The Cards section of the Options panel also contains a Remove all CVE cards button, which deletes every card at once and clears all stored CVEs. This section is only visible when at least one card is present.

CVE persistence

To avoid re-fetching all sources on every page return, searched CVEs are automatically saved to sessionStorage and localStorage. When you navigate to another page and come back to the search page, all previous CVE cards are restored — in the same order — without any user action required.

Up to 25 CVEs are stored in localStorage (TTL: 7 days). When a 26th is added, the oldest is removed automatically. Cards are rebuilt instantly from this cache on the next visit — no network request is made until the TTL expires.

The landing feed (CISA KEV, ENISA, NVD latest, EPSS top 5) is cached separately in sessionStorage with a 1-hour TTL and is cleared when the tab is closed.

ℹ️ Deleting a card or using Remove all clears both the localStorage and sessionStorage entry and the session cache for the affected CVEs.

Interface controls

Dark / Light mode

Click the 🌗 button in the top-right to toggle between light and dark themes. Your preference is saved in localStorage and persists across page reloads and browser restarts.

Pro tips

Tips & best practices

💡 Compare descriptions across sources.

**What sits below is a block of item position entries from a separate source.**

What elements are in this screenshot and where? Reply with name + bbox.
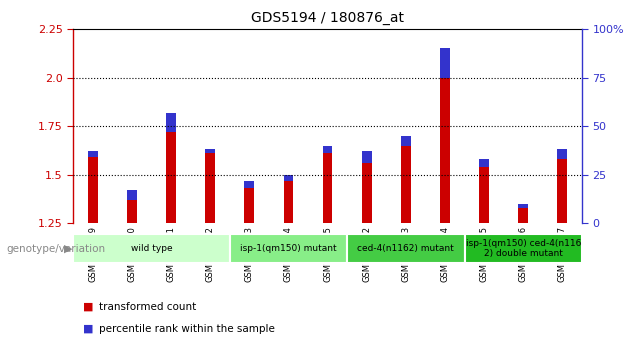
FancyBboxPatch shape	[230, 234, 347, 264]
Text: transformed count: transformed count	[99, 302, 196, 312]
Bar	[244, 180, 254, 223]
Bar	[88, 151, 97, 157]
Title: GDS5194 / 180876_at: GDS5194 / 180876_at	[251, 11, 404, 25]
Bar	[518, 204, 528, 223]
Bar	[558, 150, 567, 159]
Text: percentile rank within the sample: percentile rank within the sample	[99, 323, 275, 334]
Text: wild type: wild type	[130, 244, 172, 253]
Bar	[205, 150, 215, 223]
Bar	[205, 150, 215, 153]
Bar	[88, 151, 97, 223]
Text: genotype/variation: genotype/variation	[6, 244, 106, 254]
Bar	[322, 146, 333, 223]
Bar	[284, 175, 293, 180]
Bar	[362, 151, 371, 163]
Text: ced-4(n1162) mutant: ced-4(n1162) mutant	[357, 244, 454, 253]
Bar	[558, 150, 567, 223]
Bar	[440, 48, 450, 78]
Bar	[362, 151, 371, 223]
Bar	[244, 180, 254, 188]
Bar	[284, 175, 293, 223]
Bar	[479, 159, 489, 167]
Bar	[401, 136, 411, 223]
Text: isp-1(qm150) mutant: isp-1(qm150) mutant	[240, 244, 336, 253]
FancyBboxPatch shape	[73, 234, 230, 264]
Bar	[440, 49, 450, 223]
FancyBboxPatch shape	[464, 234, 582, 264]
Bar	[479, 159, 489, 223]
Bar	[166, 113, 176, 132]
Bar	[322, 146, 333, 153]
Text: ■: ■	[83, 323, 93, 334]
Text: ■: ■	[83, 302, 93, 312]
FancyBboxPatch shape	[347, 234, 464, 264]
Bar	[166, 113, 176, 223]
Bar	[518, 204, 528, 208]
Bar	[127, 190, 137, 223]
Text: isp-1(qm150) ced-4(n116
2) double mutant: isp-1(qm150) ced-4(n116 2) double mutant	[466, 239, 581, 258]
Text: ▶: ▶	[64, 244, 73, 254]
Bar	[127, 190, 137, 200]
Bar	[401, 136, 411, 146]
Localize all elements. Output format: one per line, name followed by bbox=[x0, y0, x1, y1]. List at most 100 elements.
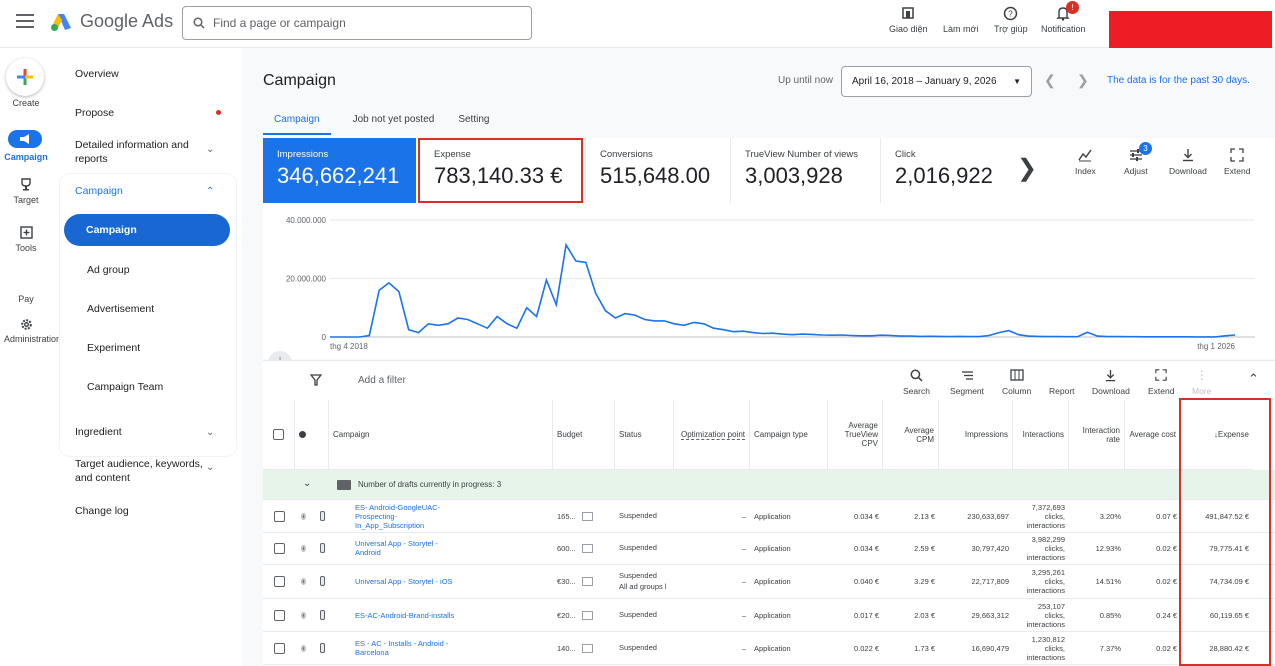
nav-experiment[interactable]: Experiment bbox=[87, 342, 141, 354]
campaign-rail-button[interactable] bbox=[8, 130, 42, 148]
date-range-picker[interactable]: April 16, 2018 – January 9, 2026 ▼ bbox=[841, 66, 1032, 97]
draft-row[interactable]: ⌄ Number of drafts currently in progress… bbox=[263, 470, 1275, 500]
row-status-cell[interactable] bbox=[295, 564, 329, 598]
nav-ad-group[interactable]: Ad group bbox=[87, 264, 130, 276]
checkbox[interactable] bbox=[273, 510, 285, 522]
next-period-icon[interactable]: ❯ bbox=[1077, 72, 1089, 88]
search-input[interactable]: Find a page or campaign bbox=[182, 6, 532, 40]
collapse-icon[interactable]: ⌃ bbox=[1248, 371, 1259, 386]
table-row[interactable]: ES-AC-Android-Brand-installs €20... Suspen… bbox=[263, 599, 1275, 632]
download-button[interactable]: Download bbox=[1169, 148, 1207, 176]
filter-icon[interactable] bbox=[310, 374, 322, 386]
more-button[interactable]: ⋮ More bbox=[1192, 369, 1211, 396]
tab-setting[interactable]: Setting bbox=[458, 114, 490, 125]
column-header-rate[interactable]: Interaction rate bbox=[1069, 400, 1125, 470]
campaign-name-cell[interactable]: Universal App - Storytel - iOS bbox=[329, 564, 553, 598]
google-ads-logo[interactable]: Google Ads bbox=[50, 11, 173, 32]
campaign-name-cell[interactable]: ES- Android-GoogleUAC-Prospecting-In_App… bbox=[329, 500, 553, 532]
extend-button[interactable]: Extend bbox=[1224, 148, 1250, 176]
row-checkbox-cell[interactable] bbox=[263, 532, 295, 564]
metric-card-impressions[interactable]: Impressions 346,662,241 bbox=[263, 138, 416, 203]
target-rail-button[interactable]: Target bbox=[0, 178, 52, 205]
nav-campaign-group[interactable]: Campaign bbox=[75, 185, 123, 197]
menu-icon[interactable] bbox=[16, 14, 34, 28]
nav-campaign-team[interactable]: Campaign Team bbox=[87, 381, 164, 393]
chart-thumbnail-icon[interactable] bbox=[581, 643, 593, 653]
nav-ingredient[interactable]: Ingredient bbox=[75, 426, 122, 438]
add-filter-button[interactable]: Add a filter bbox=[358, 375, 406, 386]
chart-thumbnail-icon[interactable] bbox=[581, 543, 593, 553]
metric-card-expense[interactable]: Expense 783,140.33 € bbox=[420, 138, 582, 203]
column-header-avg[interactable]: Average cost bbox=[1125, 400, 1181, 470]
checkbox[interactable] bbox=[273, 609, 285, 621]
chevron-down-icon[interactable]: ⌄ bbox=[206, 427, 215, 438]
select-all-checkbox[interactable] bbox=[263, 400, 295, 470]
chevron-down-icon[interactable]: ⌄ bbox=[206, 144, 215, 155]
refresh-button[interactable]: Làm mới bbox=[943, 6, 978, 34]
metric-card-trueview-views[interactable]: TrueView Number of views 3,003,928 bbox=[730, 138, 880, 203]
budget-cell[interactable]: €20... bbox=[553, 599, 615, 631]
chart-thumbnail-icon[interactable] bbox=[581, 511, 593, 521]
budget-cell[interactable]: 600... bbox=[553, 532, 615, 564]
checkbox[interactable] bbox=[273, 642, 285, 654]
tools-rail-button[interactable]: Tools bbox=[0, 226, 52, 253]
column-header-budget[interactable]: Budget bbox=[553, 400, 615, 470]
table-row[interactable]: Universal App - Storytel - iOS €30... Susp… bbox=[263, 564, 1275, 599]
appearance-button[interactable]: Giao diện bbox=[889, 6, 928, 34]
checkbox[interactable] bbox=[273, 575, 285, 587]
chevron-right-icon[interactable]: ❯ bbox=[1017, 155, 1038, 182]
column-header-exp[interactable]: ↓ Expense bbox=[1181, 400, 1253, 470]
campaign-link[interactable]: Universal App - Storytel - iOS bbox=[355, 576, 453, 586]
table-extend-button[interactable]: Extend bbox=[1148, 369, 1174, 396]
tab-campaign[interactable]: Campaign bbox=[263, 108, 331, 135]
adjust-button[interactable]: Adjust 3 bbox=[1124, 142, 1152, 176]
column-header-impr[interactable]: Impressions bbox=[939, 400, 1013, 470]
table-row[interactable]: Universal App - Storytel - Android 600...… bbox=[263, 532, 1275, 565]
campaign-name-cell[interactable]: ES - AC - Installs - Android - Barcelona bbox=[329, 632, 553, 664]
row-status-cell[interactable] bbox=[295, 500, 329, 532]
table-row[interactable]: ES- Android-GoogleUAC-Prospecting-In_App… bbox=[263, 500, 1275, 533]
segment-button[interactable]: Segment bbox=[950, 369, 984, 396]
table-download-button[interactable]: Download bbox=[1092, 369, 1130, 396]
campaign-name-cell[interactable]: Universal App - Storytel - Android bbox=[329, 532, 553, 564]
chevron-up-icon[interactable]: ⌃ bbox=[206, 186, 215, 197]
campaign-name-cell[interactable]: ES-AC-Android-Brand-installs bbox=[329, 599, 553, 631]
status-header[interactable] bbox=[295, 400, 329, 470]
column-button[interactable]: Column bbox=[1002, 369, 1031, 396]
column-header-inter[interactable]: Interactions bbox=[1013, 400, 1069, 470]
row-checkbox-cell[interactable] bbox=[263, 500, 295, 532]
row-checkbox-cell[interactable] bbox=[263, 564, 295, 598]
checkbox[interactable] bbox=[273, 429, 284, 440]
column-header-cpm[interactable]: Average CPM bbox=[883, 400, 939, 470]
pay-rail-button[interactable]: Pay bbox=[18, 294, 34, 304]
column-header-campaign[interactable]: Campaign bbox=[329, 400, 553, 470]
chevron-down-icon[interactable]: ⌄ bbox=[303, 478, 312, 489]
nav-detailed-reports[interactable]: Detailed information and reports bbox=[75, 139, 189, 165]
admin-rail-button[interactable]: Administration bbox=[0, 318, 61, 344]
nav-change-log[interactable]: Change log bbox=[75, 505, 129, 517]
nav-advertisement[interactable]: Advertisement bbox=[87, 303, 155, 315]
budget-cell[interactable]: €30... bbox=[553, 564, 615, 598]
campaign-link[interactable]: ES- Android-GoogleUAC-Prospecting-In_App… bbox=[355, 502, 441, 530]
chart-thumbnail-icon[interactable] bbox=[581, 576, 593, 586]
nav-overview[interactable]: Overview bbox=[75, 68, 119, 80]
campaign-link[interactable]: ES - AC - Installs - Android - Barcelona bbox=[355, 639, 449, 657]
notification-button[interactable]: Notification ! bbox=[1041, 1, 1086, 34]
metric-card-click[interactable]: Click 2,016,922 bbox=[880, 138, 1010, 203]
metric-card-conversions[interactable]: Conversions 515,648.00 bbox=[585, 138, 730, 203]
row-status-cell[interactable] bbox=[295, 532, 329, 564]
column-header-cpv[interactable]: Average TrueView CPV bbox=[828, 400, 883, 470]
column-header-status[interactable]: Status bbox=[615, 400, 674, 470]
create-button[interactable] bbox=[6, 58, 44, 96]
nav-campaign-active[interactable]: Campaign bbox=[64, 214, 230, 246]
prev-period-icon[interactable]: ❮ bbox=[1044, 72, 1056, 88]
column-header-opt[interactable]: Optimization point bbox=[674, 400, 750, 470]
table-row[interactable]: ES - AC - Installs - Android - Barcelona… bbox=[263, 632, 1275, 665]
row-checkbox-cell[interactable] bbox=[263, 599, 295, 631]
campaign-link[interactable]: Universal App - Storytel - Android bbox=[355, 539, 438, 557]
nav-audience[interactable]: Target audience, keywords, and content bbox=[75, 458, 203, 484]
nav-propose[interactable]: Propose bbox=[75, 107, 115, 119]
budget-cell[interactable]: 140... bbox=[553, 632, 615, 664]
chart-thumbnail-icon[interactable] bbox=[581, 610, 593, 620]
row-status-cell[interactable] bbox=[295, 632, 329, 664]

When NVD and Red Hat have different descriptions on separate rows, Red Hat's version often contains more specific context about affected products and components.

💡 Watch for CISA KEV. If the CISA dot is green, the vulnerability is in CISA's Known Exploited Vulnerabilities catalog — meaning it has been actively exploited in the wild and US federal agencies are required to patch it. Treat these as high priority regardless of CVSS score.

💡 Check the ENISA EUVD score. If the ENISA dot is green, the EU Vulnerability Database has an independent entry for this CVE. ENISA may publish a different CVSS score or additional references compared to NVD — useful for a European regulatory context.

💡 Use amber dots to discard noise. If multiple distro sources (SUSE, Debian, Ubuntu) show amber, the CVE likely doesn't affect those ecosystems. Combine with the filter to hide their entries and focus on what matters to you.

💡 Don't Clean CVE Batch. Don’t bother cutting out your reports or cleaning up your search to have a clean list of CVE IDs. Copy and paste the entire report into the search box — CAT extracts all CVE-XXXX-XXXXX patterns automatically.

Caveats

Known limitations

Data freshness: All data is fetched live on demand. For CVEs published very recently, some sources may not have ingested them yet — especially NVD, which can take a few days or weeks after a CVE is reserved.

Amazon Linux: The Amazon Linux page is scraped via HTML. Layout changes on their side can break extraction silently; the dot may show green even if parsing returned empty.

Oracle and PostgreSQL: Only CVEs that Oracle or PostgreSQL publish their own dedicated advisory page for are detected. These are niche products — most CVEs will show red.

Network errors: CAT uses a CORS proxy. If the proxy is unavailable or a source blocks the proxy IP, you will see black/white dots. This is a proxy issue, not a problem with your CVE.

Not a substitute for vendor advisories: Always verify with the official vendor advisory before taking remediation decisions. CVSS scores, descriptions and sources reported here are informational only.

Cache staleness: CVE card data is reused for up to 7 days. If a CVE was updated by a source (new CVSS score, new advisory) within that window, the cached version will not reflect the change until the TTL expires or the card is deleted and re-searched. The landing feed cache (CISA KEV, ENISA, NVD latest) expires after 1 hour.